El otro trabajo advierte sobre los despidos que se multiplican entre las PyME del sector y vaticina que aumentarán en la segunda mitad del año, a menos que el Gobierno proteja más a las fábricas de la competencia de los importadores.
Los dos notas contra la política económica oficial fueron tratadas ayer en una reunión a puertas cerradas de la Junta Directiva de la central fabril, que agrupa a empresarios de todo el país y de todos los rubros manufactureros.
Según señala el diario Crítica no exigirá que la divisa suba a un valor específico, pero sí buscará apoyarse en los sectores del oficialismo que impulsan la devaluación, para contrarrestar opiniones como la de Martín Redrado, que la resiste desde su sillón en el Central.
Los industriales quieren que suba el dólar para que se haga más caro importar bienes del exterior y para que caiga el costo de los salarios en dólares. Los gremios temen que eso vuelva a impulsar la inflación y mutile el poder adquisitivo de los trabajadores.
El segundo informe será publicado esta mañana.

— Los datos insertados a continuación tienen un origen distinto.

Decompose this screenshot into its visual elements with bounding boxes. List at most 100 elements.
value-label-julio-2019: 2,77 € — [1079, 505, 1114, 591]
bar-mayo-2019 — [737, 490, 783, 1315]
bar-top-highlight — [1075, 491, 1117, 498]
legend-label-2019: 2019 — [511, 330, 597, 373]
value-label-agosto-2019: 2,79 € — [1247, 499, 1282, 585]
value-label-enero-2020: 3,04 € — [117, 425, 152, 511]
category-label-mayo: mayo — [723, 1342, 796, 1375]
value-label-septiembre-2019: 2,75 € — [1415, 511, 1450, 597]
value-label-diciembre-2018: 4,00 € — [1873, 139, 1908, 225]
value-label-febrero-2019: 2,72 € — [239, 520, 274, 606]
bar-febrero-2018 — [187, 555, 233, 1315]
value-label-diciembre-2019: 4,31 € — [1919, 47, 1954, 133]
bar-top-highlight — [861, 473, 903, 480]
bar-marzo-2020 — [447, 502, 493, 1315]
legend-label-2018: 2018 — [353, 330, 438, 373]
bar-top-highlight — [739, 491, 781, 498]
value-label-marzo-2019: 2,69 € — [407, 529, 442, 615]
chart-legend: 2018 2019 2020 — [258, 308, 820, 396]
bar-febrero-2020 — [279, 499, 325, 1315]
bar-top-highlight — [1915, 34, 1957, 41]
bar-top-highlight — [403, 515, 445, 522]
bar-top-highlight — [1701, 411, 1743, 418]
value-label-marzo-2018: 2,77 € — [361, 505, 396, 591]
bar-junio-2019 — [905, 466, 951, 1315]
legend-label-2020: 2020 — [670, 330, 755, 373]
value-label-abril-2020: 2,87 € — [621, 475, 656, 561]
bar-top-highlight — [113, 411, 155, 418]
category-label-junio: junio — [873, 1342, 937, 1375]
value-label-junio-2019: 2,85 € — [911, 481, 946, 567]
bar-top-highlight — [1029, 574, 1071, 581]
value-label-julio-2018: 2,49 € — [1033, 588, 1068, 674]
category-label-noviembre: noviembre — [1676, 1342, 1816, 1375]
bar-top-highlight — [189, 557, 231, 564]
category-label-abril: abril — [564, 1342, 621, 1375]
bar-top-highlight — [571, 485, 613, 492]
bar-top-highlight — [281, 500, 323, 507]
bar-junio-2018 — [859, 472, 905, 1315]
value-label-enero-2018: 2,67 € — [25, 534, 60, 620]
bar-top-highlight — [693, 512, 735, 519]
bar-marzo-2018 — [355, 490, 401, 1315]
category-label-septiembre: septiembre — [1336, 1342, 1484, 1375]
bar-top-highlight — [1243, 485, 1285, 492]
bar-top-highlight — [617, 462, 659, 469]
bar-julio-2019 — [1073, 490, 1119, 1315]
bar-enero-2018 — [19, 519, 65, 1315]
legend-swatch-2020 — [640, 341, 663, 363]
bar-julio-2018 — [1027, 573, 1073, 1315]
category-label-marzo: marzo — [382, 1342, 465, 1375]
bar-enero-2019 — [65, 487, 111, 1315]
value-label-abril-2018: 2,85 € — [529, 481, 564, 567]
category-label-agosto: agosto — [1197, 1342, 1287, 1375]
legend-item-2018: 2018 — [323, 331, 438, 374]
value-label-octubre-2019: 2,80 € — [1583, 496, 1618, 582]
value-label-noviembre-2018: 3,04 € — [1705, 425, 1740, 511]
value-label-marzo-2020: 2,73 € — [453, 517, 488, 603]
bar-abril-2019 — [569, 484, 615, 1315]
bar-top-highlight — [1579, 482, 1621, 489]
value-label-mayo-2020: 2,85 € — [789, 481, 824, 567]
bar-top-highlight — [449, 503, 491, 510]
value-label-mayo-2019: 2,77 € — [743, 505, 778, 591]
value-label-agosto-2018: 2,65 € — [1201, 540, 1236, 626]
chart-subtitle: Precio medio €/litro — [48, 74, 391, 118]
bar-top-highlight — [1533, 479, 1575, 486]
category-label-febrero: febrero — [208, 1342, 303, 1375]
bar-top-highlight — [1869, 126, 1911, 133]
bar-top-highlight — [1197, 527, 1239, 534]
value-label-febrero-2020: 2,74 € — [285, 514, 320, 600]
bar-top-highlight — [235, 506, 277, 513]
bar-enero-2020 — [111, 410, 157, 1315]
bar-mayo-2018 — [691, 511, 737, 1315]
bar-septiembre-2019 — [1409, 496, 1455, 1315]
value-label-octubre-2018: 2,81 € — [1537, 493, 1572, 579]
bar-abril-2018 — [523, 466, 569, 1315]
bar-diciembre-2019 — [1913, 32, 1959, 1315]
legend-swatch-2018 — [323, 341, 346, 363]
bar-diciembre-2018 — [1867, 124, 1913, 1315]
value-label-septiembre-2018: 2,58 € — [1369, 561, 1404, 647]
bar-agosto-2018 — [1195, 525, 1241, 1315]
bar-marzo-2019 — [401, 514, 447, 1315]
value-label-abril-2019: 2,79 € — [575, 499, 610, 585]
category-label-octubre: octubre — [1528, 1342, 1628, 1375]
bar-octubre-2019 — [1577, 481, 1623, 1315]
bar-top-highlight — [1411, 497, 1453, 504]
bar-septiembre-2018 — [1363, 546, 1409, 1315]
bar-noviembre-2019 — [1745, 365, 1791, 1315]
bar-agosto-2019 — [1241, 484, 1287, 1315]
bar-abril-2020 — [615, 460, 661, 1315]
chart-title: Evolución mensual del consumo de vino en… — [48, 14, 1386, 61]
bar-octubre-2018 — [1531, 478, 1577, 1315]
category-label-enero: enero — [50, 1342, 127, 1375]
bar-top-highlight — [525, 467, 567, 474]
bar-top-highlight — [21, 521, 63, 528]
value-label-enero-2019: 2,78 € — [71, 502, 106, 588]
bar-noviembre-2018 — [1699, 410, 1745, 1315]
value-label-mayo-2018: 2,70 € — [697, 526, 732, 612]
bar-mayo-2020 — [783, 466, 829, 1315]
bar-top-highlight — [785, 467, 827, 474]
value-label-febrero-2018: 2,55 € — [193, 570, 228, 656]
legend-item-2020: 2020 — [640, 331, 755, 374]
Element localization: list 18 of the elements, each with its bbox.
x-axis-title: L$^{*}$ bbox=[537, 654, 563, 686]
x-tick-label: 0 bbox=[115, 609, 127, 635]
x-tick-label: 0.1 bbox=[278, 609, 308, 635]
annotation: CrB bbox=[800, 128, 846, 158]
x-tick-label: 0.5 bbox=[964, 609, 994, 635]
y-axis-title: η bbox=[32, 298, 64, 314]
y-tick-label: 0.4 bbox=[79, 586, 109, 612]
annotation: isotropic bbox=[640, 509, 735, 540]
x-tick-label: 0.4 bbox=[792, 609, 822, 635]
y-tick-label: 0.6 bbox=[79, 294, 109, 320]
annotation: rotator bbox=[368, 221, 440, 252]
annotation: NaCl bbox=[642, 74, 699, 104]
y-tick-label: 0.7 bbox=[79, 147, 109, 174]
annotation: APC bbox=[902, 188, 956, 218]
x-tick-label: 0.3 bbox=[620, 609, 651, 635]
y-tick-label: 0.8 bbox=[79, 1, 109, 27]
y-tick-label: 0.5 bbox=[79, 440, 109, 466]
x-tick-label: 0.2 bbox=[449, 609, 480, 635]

Lo hizo el Observatorio PyME, que depende de la UIA, de Techint y de la Universidad de Bologna. Repasa, a partir de una encuesta en todo el país, la coyuntura de las PyME industriales en el contexto de la crisis global.
El jefe del Observatorio, Vicente Donato, adelantó que los industriales de menor porte prevén incrementar las cesantías en la segunda mitad del año si la situación sigue como hasta ahora, y es que ya ajustaron su producción más que las grandes firmas. En 2002 había hecho lo inverso. Fue de los primeros en anticipar la fuerte recuperación que luego se dio.